Wald

Jünger, vielfältiger, mehr Laubbäume: Der Wald in Nordrhein-Westfalen verändert sich

Praxisnahe Vorstellung der Bundeswaldinventur im Wald bei Arnsberg

Das Ministerium für Landwirtschaft und Verbraucherschutz teilt mit:

Was mit dem bloßen Auge bereits erkennbar war, ist nun mit Zahlen belegbar. Die Ergebnisse der vierten Bundeswaldinventur zeigen, wie Stürme, Dürre und Borkenkäfer als Folgen des Klimawandels den Wald in Nordrhein-Westfalen in den letzten zehn Jahren verändert haben.
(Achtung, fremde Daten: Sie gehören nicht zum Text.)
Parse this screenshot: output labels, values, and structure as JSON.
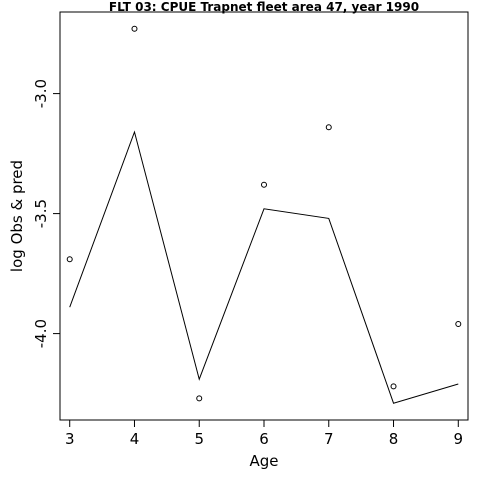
{
  "chart_data": {
    "type": "scatter",
    "title": "FLT 03: CPUE Trapnet fleet area 47, year 1990",
    "xlabel": "Age",
    "ylabel": "log Obs & pred",
    "xlim": [
      2.85,
      9.15
    ],
    "ylim": [
      -4.36,
      -2.66
    ],
    "x_ticks": [
      3,
      4,
      5,
      6,
      7,
      8,
      9
    ],
    "x_tick_labels": [
      "3",
      "4",
      "5",
      "6",
      "7",
      "8",
      "9"
    ],
    "y_ticks": [
      -4.0,
      -3.5,
      -3.0
    ],
    "y_tick_labels": [
      "-4.0",
      "-3.5",
      "-3.0"
    ],
    "grid": false,
    "series": [
      {
        "style": "points",
        "x": [
          3,
          4,
          5,
          6,
          7,
          8,
          9
        ],
        "values": [
          -3.69,
          -2.73,
          -4.27,
          -3.38,
          -3.14,
          -4.22,
          -3.96
        ]
      },
      {
        "style": "line",
        "x": [
          3,
          4,
          5,
          6,
          7,
          8,
          9
        ],
        "values": [
          -3.89,
          -3.16,
          -4.19,
          -3.48,
          -3.52,
          -4.29,
          -4.21
        ]
      }
    ]
  }
}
Dazu haben am Donnerstag, 24. Oktober, Forstfachleute des Landesbetriebs Wald und Holz Nordrhein-Westfalen im Beisein von Ministerin Silke Gorißen im sauerländischen Wald bei Arnsberg die Ergebnisse der aktuellen Waldinventur für Nordrhein-Westfalen im Detail erläutert.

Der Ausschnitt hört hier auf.